Фаина впилась зубами в его плечо, чтобы не закричать. Руки ее сомкнулись на его шее, как крепкий замок, она обвила его ногами, как плющ, приникла, прилипла. Он ощущал ее тяжесть, ее вес, ее дыхание, ее острые зубы, ее ароматные темные волосы. Он чуял ее пот сквозь духи – у него же было звериное чутье.
– Сумасшедший… маньяк. – Она дрожала, она таяла в его руках – как лед, как шоколад. – Ни с кем так не было, никогда… Семь лет… Я тебя вспоминала… Часто… всегда…
Она, ведьма, лгала ему здесь, в тесной гламурной кабинке гламурного туалета гламурного бара!
В бокалах, оставленных на столе под ее фотопортретом, таяли кубики льда.
Из бара на набережной Тараса Шевченко они поехали прямо на Долгоруковскую улицу. В этой новой ее квартире Марат еще не был. Но он так и не спросил, кто спроворил ей эти хоромы, на чьи деньги все это приобретено – мебель, ткани, стильные безделушки.

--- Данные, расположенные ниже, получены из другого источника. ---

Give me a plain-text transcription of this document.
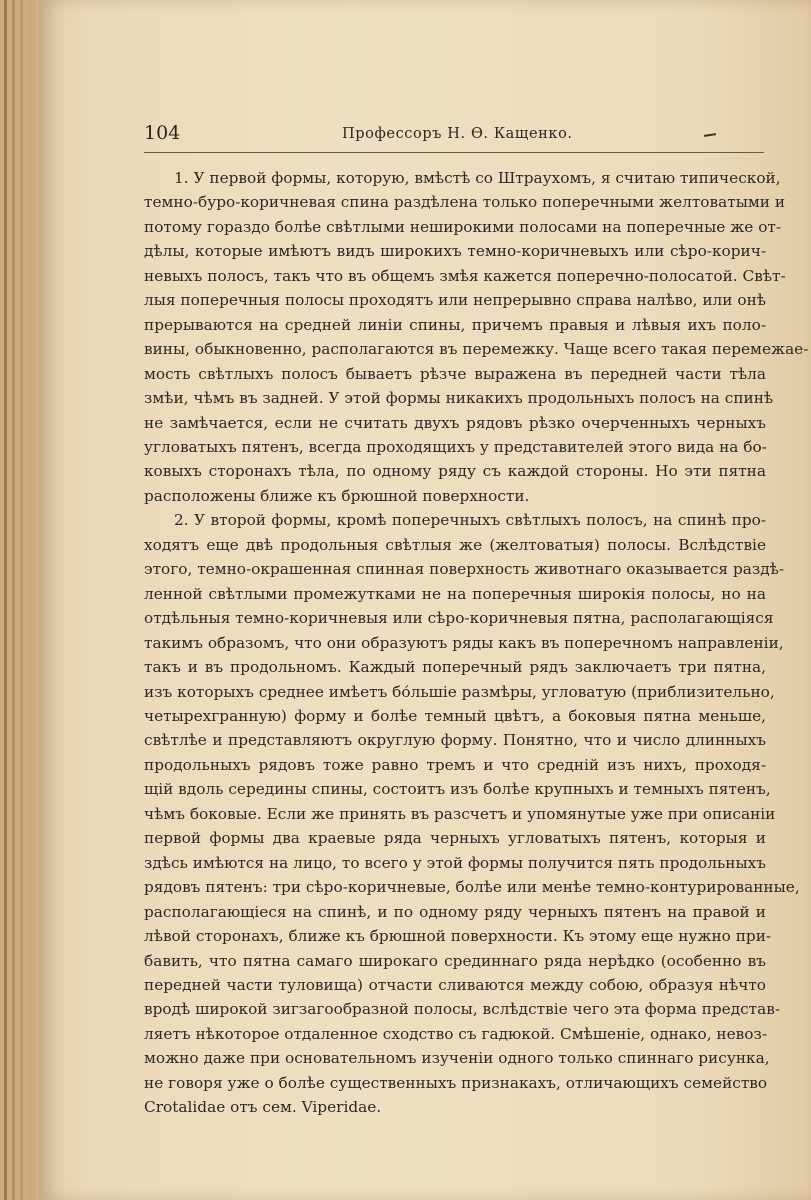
104	Профессоръ Н. Ѳ. Кащенко.
1. У первой формы, которую, вмѣстѣ со Штраухомъ, я считаю типической,
темно-буро-коричневая спина раздѣлена только поперечными желтоватыми и
потому гораздо болѣе свѣтлыми неширокими полосами на поперечные же от-
дѣлы, которые имѣютъ видъ широкихъ темно-коричневыхъ или сѣро-корич-
невыхъ полосъ, такъ что въ общемъ змѣя кажется поперечно-полосатой. Свѣт-
лыя поперечныя полосы проходятъ или непрерывно справа налѣво, или онѣ
прерываются на средней линіи спины, причемъ правыя и лѣвыя ихъ поло-
вины, обыкновенно, располагаются въ перемежку. Чаще всего такая перемежае-
мость свѣтлыхъ полосъ бываетъ рѣзче выражена въ передней части тѣла
змѣи, чѣмъ въ задней. У этой формы никакихъ продольныхъ полосъ на спинѣ
не замѣчается, если не считать двухъ рядовъ рѣзко очерченныхъ черныхъ
угловатыхъ пятенъ, всегда проходящихъ у представителей этого вида на бо-
ковыхъ сторонахъ тѣла, по одному ряду съ каждой стороны. Но эти пятна
расположены ближе къ брюшной поверхности.
2. У второй формы, кромѣ поперечныхъ свѣтлыхъ полосъ, на спинѣ про-
ходятъ еще двѣ продольныя свѣтлыя же (желтоватыя) полосы. Вслѣдствіе
этого, темно-окрашенная спинная поверхность животнаго оказывается раздѣ-
ленной свѣтлыми промежутками не на поперечныя широкія полосы, но на
отдѣльныя темно-коричневыя или сѣро-коричневыя пятна, располагающіяся
такимъ образомъ, что они образуютъ ряды какъ въ поперечномъ направленіи,
такъ и въ продольномъ. Каждый поперечный рядъ заключаетъ три пятна,
изъ которыхъ среднее имѣетъ бо́льшіе размѣры, угловатую (приблизительно,
четырехгранную) форму и болѣе темный цвѣтъ, а боковыя пятна меньше,
свѣтлѣе и представляютъ округлую форму. Понятно, что и число длинныхъ
продольныхъ рядовъ тоже равно тремъ и что средній изъ нихъ, проходя-
щій вдоль середины спины, состоитъ изъ болѣе крупныхъ и темныхъ пятенъ,
чѣмъ боковые. Если же принять въ разсчетъ и упомянутые уже при описаніи
первой формы два краевые ряда черныхъ угловатыхъ пятенъ, которыя и
здѣсь имѣются на лицо, то всего у этой формы получится пять продольныхъ
рядовъ пятенъ: три сѣро-коричневые, болѣе или менѣе темно-контурированные,
располагающіеся на спинѣ, и по одному ряду черныхъ пятенъ на правой и
лѣвой сторонахъ, ближе къ брюшной поверхности. Къ этому еще нужно при-
бавить, что пятна самаго широкаго срединнаго ряда нерѣдко (особенно въ
передней части туловища) отчасти сливаются между собою, образуя нѣчто
вродѣ широкой зигзагообразной полосы, вслѣдствіе чего эта форма представ-
ляетъ нѣкоторое отдаленное сходство съ гадюкой. Смѣшеніе, однако, невоз-
можно даже при основательномъ изученіи одного только спиннаго рисунка,
не говоря уже о болѣе существенныхъ признакахъ, отличающихъ семейство
Crotalidae отъ сем. Viperidae.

Аля – Алевтина Ойцева – в эту ночь дома так и не появилась. Но Фаина о ней ни разу и не вспомнила, не до того было. В эту ночь они слишком были заняты друг другом. Слишком многого хотели друг от друга – в основном наверстать упущенное.
Где-то около трех вконец измочаленный Марат прикорнул на ее жарком, влажном от пота плече. Ему приснилась база в Воронцове и букет, который он так и не отвез матери. Букет был похож на свадебный и весь состоял из каких-то мелких цветов, названия которых он не знал. Букет словно плыл в воздухе – только протяни руку и возьми. Внезапно, словно ниоткуда, как это и бывает во сне, появился кабан – тот самый, раненый. Ловко поддел рылом букет и начал его пожирать, чавкая, сопя, клацая клыками.
Марат открыл глаза. В спальне было темно. Фаина сидела рядом, обхватив руками голые колени.
– Проваливай, – сказала она хрипло, капризно. – Слышишь? Вставай и убирайся. Катись, радость моя. Оставь меня в покое.
Темно было и в другой спальне: в доме на Троицкой горе в эту ночь не зажигали света. Дверные замки по-прежнему так и остались не смененными. И крепкими ставнями никто не воспользовался.
Флоранс сидела на подоконнике у настежь открытого окна. Балмашов был один в гостиной. Он вернулся домой необычно рано и почти весь вечер провел в саду в шезлонге под деревьями, наблюдая закат.
Смотрел на дом из-под полуприкрытых век. Где-то над самой головой пела какая-то птица. Легкий ветерок запутался в плетях плюща, покрывавшего стену. Плющ терся о камень, и этот слабый шорох…
Нет, тогда ночью звук был гораздо сильнее. Балмашов закрыл глаза. Та ночь и другая. Дом. Тьма, сгустившаяся в холле, в комнатах и под лестницей. Шорох… Он проснулся тогда, словно его толкнули.
Молния в ночи, яркая голубая вспышка, и в ее свете… Нет, нет – ничего, кромешная тьма – не видно не зги. Только звуки, доносившиеся откуда-то снизу. Знак чужого грозного присутствия.